Naturally to keep an establishment like the House running smoothly as well as a house in London, a good many servants were needed and the L.s employed a Housekeeper, a Cook, Kitchen-maids, five house-maids and an Odd Man, besides Nursery maids and numerous outside staff to cope with the garden, stables, shooting and Stud; and a private laundry as well as a private forge. Some of the servants stayed permanently in the country and some lived in the cottages round the green, while others accompanied the family to and from London, where there was a resident staff.

Every year during the week following the Hunt Ball the servants' ball took place at the House. For this relations or old friends of the family stayed on specially to help and join in, and the dresses of the younger maids were taken great interest in by the girls of the house-party. Everybody assembled in the big drawing-room and the first dance, always a Quadrille, was led off by Sir H. and the Housekeeper, and the Butler with Lady L. After a few dances the family left and looked after themselves for the rest of the evening, and later the dancers all sat down to a huge supper in the servants' hall which Lady L. had taken great care to supervise beforehand.

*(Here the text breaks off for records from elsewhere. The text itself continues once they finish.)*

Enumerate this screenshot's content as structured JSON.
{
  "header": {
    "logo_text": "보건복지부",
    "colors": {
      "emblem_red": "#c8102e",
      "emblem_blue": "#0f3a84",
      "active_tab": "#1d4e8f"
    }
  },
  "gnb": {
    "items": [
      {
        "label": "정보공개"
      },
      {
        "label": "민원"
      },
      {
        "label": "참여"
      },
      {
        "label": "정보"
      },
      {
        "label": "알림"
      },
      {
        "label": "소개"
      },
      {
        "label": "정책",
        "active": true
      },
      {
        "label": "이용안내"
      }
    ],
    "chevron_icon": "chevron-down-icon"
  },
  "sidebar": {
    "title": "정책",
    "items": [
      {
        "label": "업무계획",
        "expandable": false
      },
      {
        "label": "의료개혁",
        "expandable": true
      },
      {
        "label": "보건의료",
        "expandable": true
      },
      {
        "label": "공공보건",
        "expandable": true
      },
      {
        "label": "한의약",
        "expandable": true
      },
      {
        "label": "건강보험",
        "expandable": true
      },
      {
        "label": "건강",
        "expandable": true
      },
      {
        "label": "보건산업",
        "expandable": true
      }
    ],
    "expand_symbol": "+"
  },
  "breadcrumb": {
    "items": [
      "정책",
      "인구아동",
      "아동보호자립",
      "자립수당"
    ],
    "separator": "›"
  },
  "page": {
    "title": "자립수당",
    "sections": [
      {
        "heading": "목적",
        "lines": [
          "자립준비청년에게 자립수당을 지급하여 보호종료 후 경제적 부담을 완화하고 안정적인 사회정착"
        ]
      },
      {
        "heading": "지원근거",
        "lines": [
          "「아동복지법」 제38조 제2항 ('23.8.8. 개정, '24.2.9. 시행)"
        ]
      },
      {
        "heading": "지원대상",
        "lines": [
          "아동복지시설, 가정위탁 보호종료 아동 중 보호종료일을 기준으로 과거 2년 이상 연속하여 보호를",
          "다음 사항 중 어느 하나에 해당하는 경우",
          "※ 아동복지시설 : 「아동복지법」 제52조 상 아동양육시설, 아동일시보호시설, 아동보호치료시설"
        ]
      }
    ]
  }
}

One night, when for some reason a hired cook had had to replace the regular one, Sir H. said to Frances early in the evening, "Come and see how the supper looks", and to their horror the tables, instead of being covered with food, were ready laid with glasses, knives and forks and so on, but not a thing to eat. The cook was nowhere to be found and the kitchenmaids (in their ball dresses) were too scared when questioned to reveal that she was in her room, very drunk. There was nothing for it. "Fred and the waggonette" as in every domestic emergency, were called for and sent into St Albans. Meanwhile different shops were telephoned, even at that late hour, and eventually vast quantities of prepared food arrived and were set out by anyone willing to help. "I can see Sir H. now", says Frances, "standing there cutting up a huge ham in his white gloves." But all was well and the evening a greater success for its bad start.